Tis the season for mysteries





Two more mysteries by Louise Penny....both very good.  I think now I only have The Murder Stone and her latest in hardback left.  I think I'll give mysteries a bit of a rest....very very intrigued by Hemmingway at the moment since I'm in the middle of The Paris Wife.





Monday, December 17, 2012

In Our Time podcasts with Melvyn Bragg



In Our Time With Melvyn Bragg

This is for you radio lovers out there.   I've never really been into listening to the radio in real time but I love the idea of podcasts.  This series is amazing and you can download them and listen at any time.  They run about 45 minutes which is just about right.  Lots of great guests and Bragg is a wonderful moderator.  We listened to a very lively discussion last night called "Sensibility" which focused a lot on "Sense and Sensibility" by Austen.

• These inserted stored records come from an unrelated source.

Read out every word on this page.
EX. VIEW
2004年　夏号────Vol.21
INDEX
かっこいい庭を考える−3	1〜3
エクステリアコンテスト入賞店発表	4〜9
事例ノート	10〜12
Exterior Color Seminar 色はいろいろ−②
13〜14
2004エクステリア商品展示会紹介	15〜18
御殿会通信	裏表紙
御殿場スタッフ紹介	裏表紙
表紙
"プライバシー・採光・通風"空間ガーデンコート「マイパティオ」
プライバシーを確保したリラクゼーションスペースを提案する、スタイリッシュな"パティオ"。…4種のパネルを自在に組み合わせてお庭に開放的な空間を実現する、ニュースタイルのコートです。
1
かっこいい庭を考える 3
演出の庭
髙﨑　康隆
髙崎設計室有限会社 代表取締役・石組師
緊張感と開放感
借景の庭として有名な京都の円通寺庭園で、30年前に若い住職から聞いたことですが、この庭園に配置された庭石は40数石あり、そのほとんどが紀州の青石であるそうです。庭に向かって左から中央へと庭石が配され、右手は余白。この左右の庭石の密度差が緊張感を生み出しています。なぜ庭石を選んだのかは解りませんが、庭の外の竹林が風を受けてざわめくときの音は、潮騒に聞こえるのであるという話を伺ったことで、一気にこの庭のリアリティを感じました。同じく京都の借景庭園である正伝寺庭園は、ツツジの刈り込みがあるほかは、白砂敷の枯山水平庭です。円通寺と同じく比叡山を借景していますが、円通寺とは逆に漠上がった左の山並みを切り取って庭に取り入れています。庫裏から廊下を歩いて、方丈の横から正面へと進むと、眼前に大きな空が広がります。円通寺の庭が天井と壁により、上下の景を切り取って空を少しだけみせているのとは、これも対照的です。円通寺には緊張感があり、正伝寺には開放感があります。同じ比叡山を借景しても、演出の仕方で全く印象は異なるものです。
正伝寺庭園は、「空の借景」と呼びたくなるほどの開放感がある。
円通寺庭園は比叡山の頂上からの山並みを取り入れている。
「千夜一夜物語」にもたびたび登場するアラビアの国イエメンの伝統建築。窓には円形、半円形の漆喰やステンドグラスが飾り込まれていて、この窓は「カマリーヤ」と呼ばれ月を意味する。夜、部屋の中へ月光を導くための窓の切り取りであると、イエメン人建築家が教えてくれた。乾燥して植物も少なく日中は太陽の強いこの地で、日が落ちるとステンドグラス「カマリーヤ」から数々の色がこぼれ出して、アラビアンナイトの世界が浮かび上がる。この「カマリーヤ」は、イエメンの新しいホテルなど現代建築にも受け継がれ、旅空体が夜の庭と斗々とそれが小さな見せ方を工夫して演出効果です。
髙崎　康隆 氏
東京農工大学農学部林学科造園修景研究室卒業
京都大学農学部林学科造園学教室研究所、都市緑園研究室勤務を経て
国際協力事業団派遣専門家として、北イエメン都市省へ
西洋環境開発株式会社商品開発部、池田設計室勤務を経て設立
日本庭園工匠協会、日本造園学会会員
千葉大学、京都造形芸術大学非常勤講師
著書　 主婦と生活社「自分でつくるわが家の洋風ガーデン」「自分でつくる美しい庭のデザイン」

http://www.bbc.co.uk/podcasts/series/iot

Sunday, December 16, 2012

What lost is found....

I was really thrilled to come across my bag with our maps in it.  I had given it up for lost in the shuffle.  No big deal to buy another map but lots of sentimental value since these were the maps we used to travel around with.  And thanks to Elaine I have at least local maps of Bandol and Carqueiranne.   When they were with us in France she is the one who had the suggestion of picking up local maps at the tourist bureau.  I suppose I have a few more around somewhere or other for other places but usually we have a guidebook and use that.  They do make great souvenirs and perhaps the ones I have are even more special just because I don't have them from all the places we've been.





 X marks the Hotel Splendid where we always stayed in Bandol.


X on the water marks our apartment on the port where we stayed in 2002 & 2003 and where we hosted Maureen and Roland.
X a little further in marks our wonderful villa where we stayed in 2005 and hosted Don and Elaine and Susan and Alan.